The other night, I was at the movies with my girlfriend and she stopped to peruse a poster for the new Smurfs movie. She expressed concern that the Smurfs were drawn to look fuzzy, as if they were covered by  short blue fur. I said to her, “That’s what concerns you? Not the fact that somebody took a crappy cartoon and made it into a crappy movie?” That comment stopped all conversation for the evening but it got me thinking.

Is it our own fault that Hollywood continues to make awful movies based on childhood projects from the 70′s and 80′s? I remember when I took my children to see Alvin and the Chipmunks. The experience was so excruciating, I wanted to abandon them and flee the theater. Afterward as they talked about how much they loved it, it reminded me of how much I enjoyed the first revival and my parents teaching me all about Ross Bagdasarian and the genius of The Witch Doctor.

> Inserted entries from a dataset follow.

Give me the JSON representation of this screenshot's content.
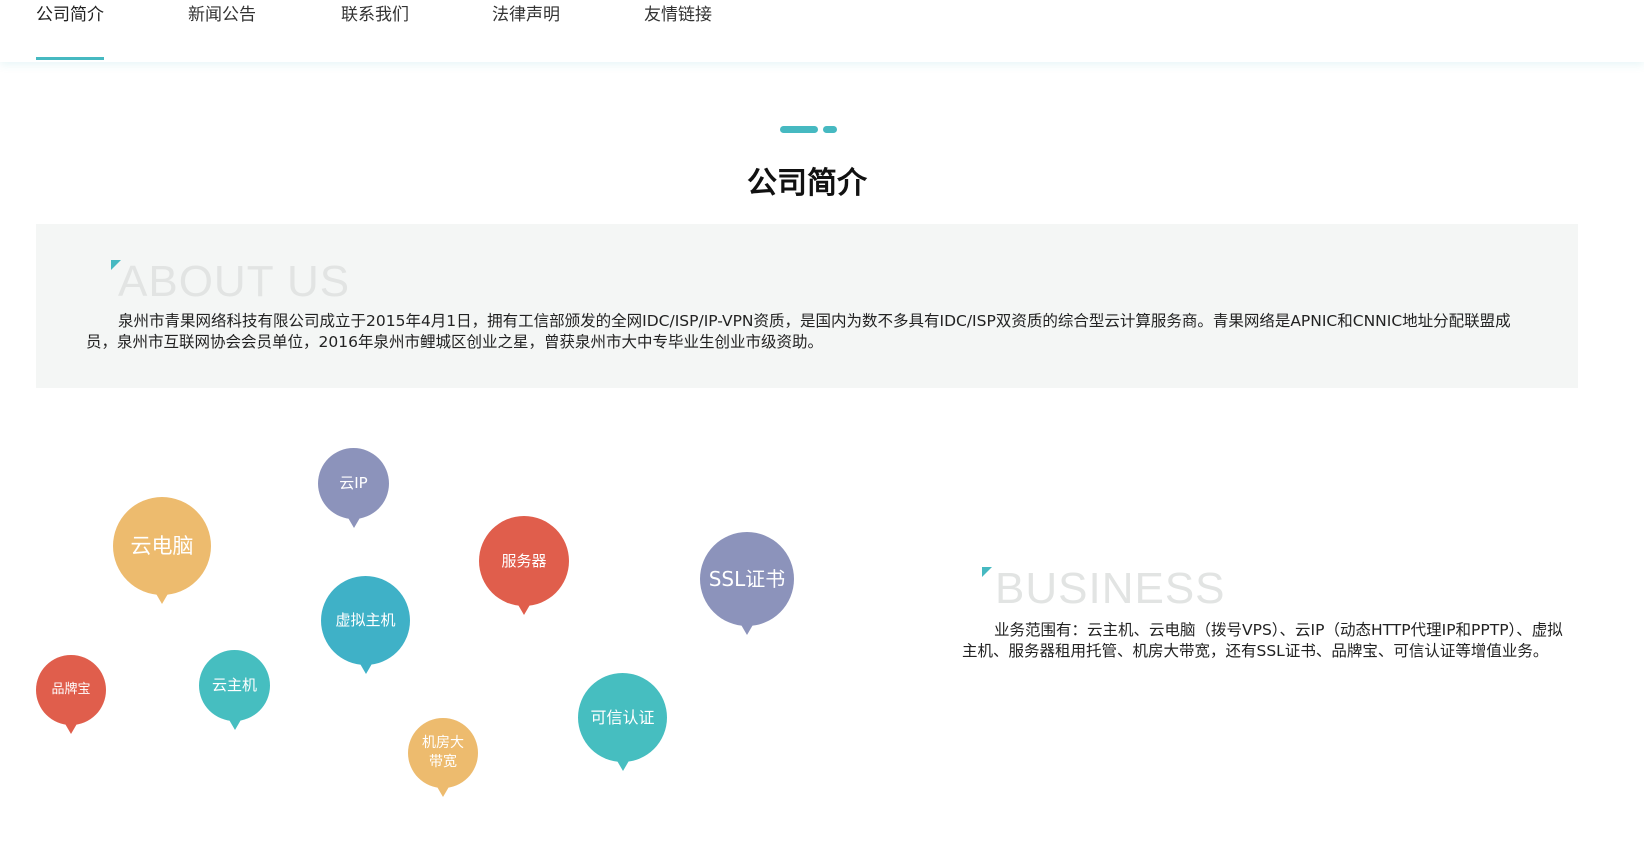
{
  "nav": {
    "items": [
      {
        "label": "公司简介",
        "active": true
      },
      {
        "label": "新闻公告",
        "active": false
      },
      {
        "label": "联系我们",
        "active": false
      },
      {
        "label": "法律声明",
        "active": false
      },
      {
        "label": "友情链接",
        "active": false
      }
    ]
  },
  "section": {
    "title": "公司简介"
  },
  "about": {
    "heading": "ABOUT US",
    "text": "泉州市青果网络科技有限公司成立于2015年4月1日，拥有工信部颁发的全网IDC/ISP/IP-VPN资质，是国内为数不多具有IDC/ISP双资质的综合型云计算服务商。青果网络是APNIC和CNNIC地址分配联盟成员，泉州市互联网协会会员单位，2016年泉州市鲤城区创业之星，曾获泉州市大中专毕业生创业市级资助。"
  },
  "bubbles": [
    {
      "label": "云IP",
      "color": "#8c93bb"
    },
    {
      "label": "云电脑",
      "color": "#edbb6e"
    },
    {
      "label": "服务器",
      "color": "#e05e4c"
    },
    {
      "label": "SSL证书",
      "color": "#8c93bb"
    },
    {
      "label": "虚拟主机",
      "color": "#3fb1c7"
    },
    {
      "label": "品牌宝",
      "color": "#e05e4c"
    },
    {
      "label": "云主机",
      "color": "#46bec0"
    },
    {
      "label": "可信认证",
      "color": "#46bec0"
    },
    {
      "label": "机房大带宽",
      "color": "#edbb6e"
    }
  ],
  "business": {
    "heading": "BUSINESS",
    "text": "业务范围有：云主机、云电脑（拨号VPS）、云IP（动态HTTP代理IP和PPTP）、虚拟主机、服务器租用托管、机房大带宽，还有SSL证书、品牌宝、可信认证等增值业务。"
  },
  "colors": {
    "accent": "#46b9c1",
    "panel": "#f4f6f5"
  }
}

I may be late to this party but it occurs to me that the plan is for me to take my children to The Smurfs and pretend that it was their idea. Then whether I enjoyed it or not, the kids will be hooked and just like many of us, will buy the stickers, socks and key chains bearing their favorite blue creature.

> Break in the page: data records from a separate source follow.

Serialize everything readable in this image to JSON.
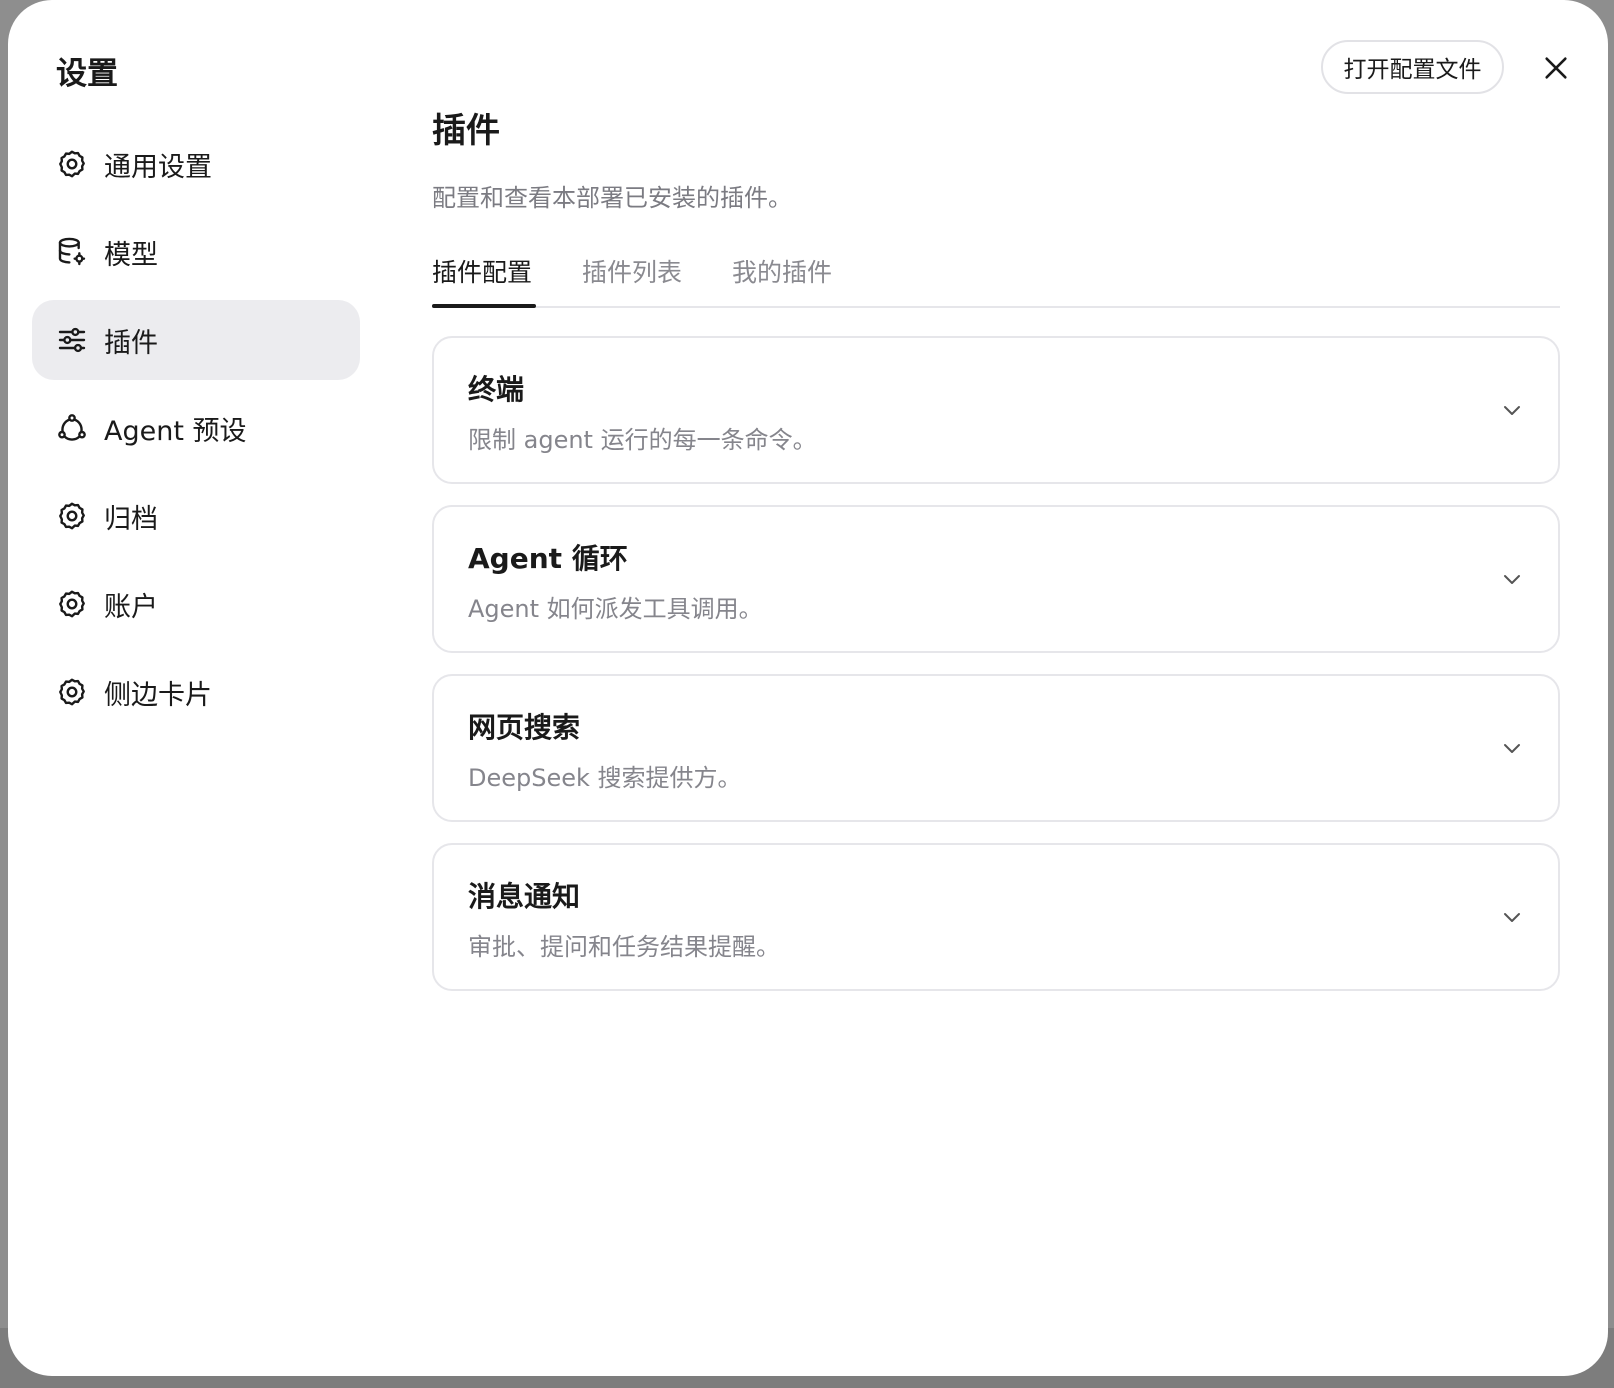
{
  "dialog": {
    "title": "设置",
    "open_config_label": "打开配置文件"
  },
  "sidebar": {
    "items": [
      {
        "label": "通用设置",
        "icon": "gear-icon",
        "active": false
      },
      {
        "label": "模型",
        "icon": "database-settings-icon",
        "active": false
      },
      {
        "label": "插件",
        "icon": "sliders-icon",
        "active": true
      },
      {
        "label": "Agent 预设",
        "icon": "workflow-icon",
        "active": false
      },
      {
        "label": "归档",
        "icon": "gear-icon",
        "active": false
      },
      {
        "label": "账户",
        "icon": "gear-icon",
        "active": false
      },
      {
        "label": "侧边卡片",
        "icon": "gear-icon",
        "active": false
      }
    ]
  },
  "main": {
    "title": "插件",
    "description": "配置和查看本部署已安装的插件。",
    "tabs": [
      {
        "label": "插件配置",
        "active": true
      },
      {
        "label": "插件列表",
        "active": false
      },
      {
        "label": "我的插件",
        "active": false
      }
    ],
    "cards": [
      {
        "title": "终端",
        "description": "限制 agent 运行的每一条命令。"
      },
      {
        "title": "Agent 循环",
        "description": "Agent 如何派发工具调用。"
      },
      {
        "title": "网页搜索",
        "description": "DeepSeek 搜索提供方。"
      },
      {
        "title": "消息通知",
        "description": "审批、提问和任务结果提醒。"
      }
    ]
  },
  "colors": {
    "active_nav_bg": "#ececef",
    "border": "#e6e6ea",
    "muted_text": "#85858c",
    "primary_text": "#1a1a1a"
  }
}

Now I wasn’t a fan of The Smurfs in the first place, but I recognized their significance to pop culture. For what it’s worth, they were the first cartoon to use their own name as every conceivable part of speech and never apologized for it. The Smurfs pioneered that practice long before The Snorks appropriated it or people started using Lewinsky as a verb.

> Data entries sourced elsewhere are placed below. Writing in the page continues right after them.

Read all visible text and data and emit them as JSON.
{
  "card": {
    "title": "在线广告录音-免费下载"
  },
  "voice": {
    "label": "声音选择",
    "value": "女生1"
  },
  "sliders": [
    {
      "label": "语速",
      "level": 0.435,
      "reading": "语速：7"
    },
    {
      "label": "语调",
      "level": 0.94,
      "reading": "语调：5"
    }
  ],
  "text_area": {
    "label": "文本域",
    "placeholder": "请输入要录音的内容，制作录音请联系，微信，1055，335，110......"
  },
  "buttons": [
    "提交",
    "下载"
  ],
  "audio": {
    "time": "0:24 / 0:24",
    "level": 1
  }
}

What I came to realize was that I and my generation are directly to blame for the revival and subsequent molestation of our beloved childhood icons. I knew Yogi Bear was going to be terrible but I just had to see it for myself. It was clear that The Green Hornet would be sub-par and still I shelled out good money to witness it firsthand. I even chuckled at Eddie Murphy’s gassy antics in the remake of The Nutty Professor instead of LOL-ing at the far superior original with Jerry Lewis.

So before you bemoan the fact that Hollywood insists on co-opting your childhood memories, take a look at yourself in the mirror and be thankful that Romper Room will never be remade … probably.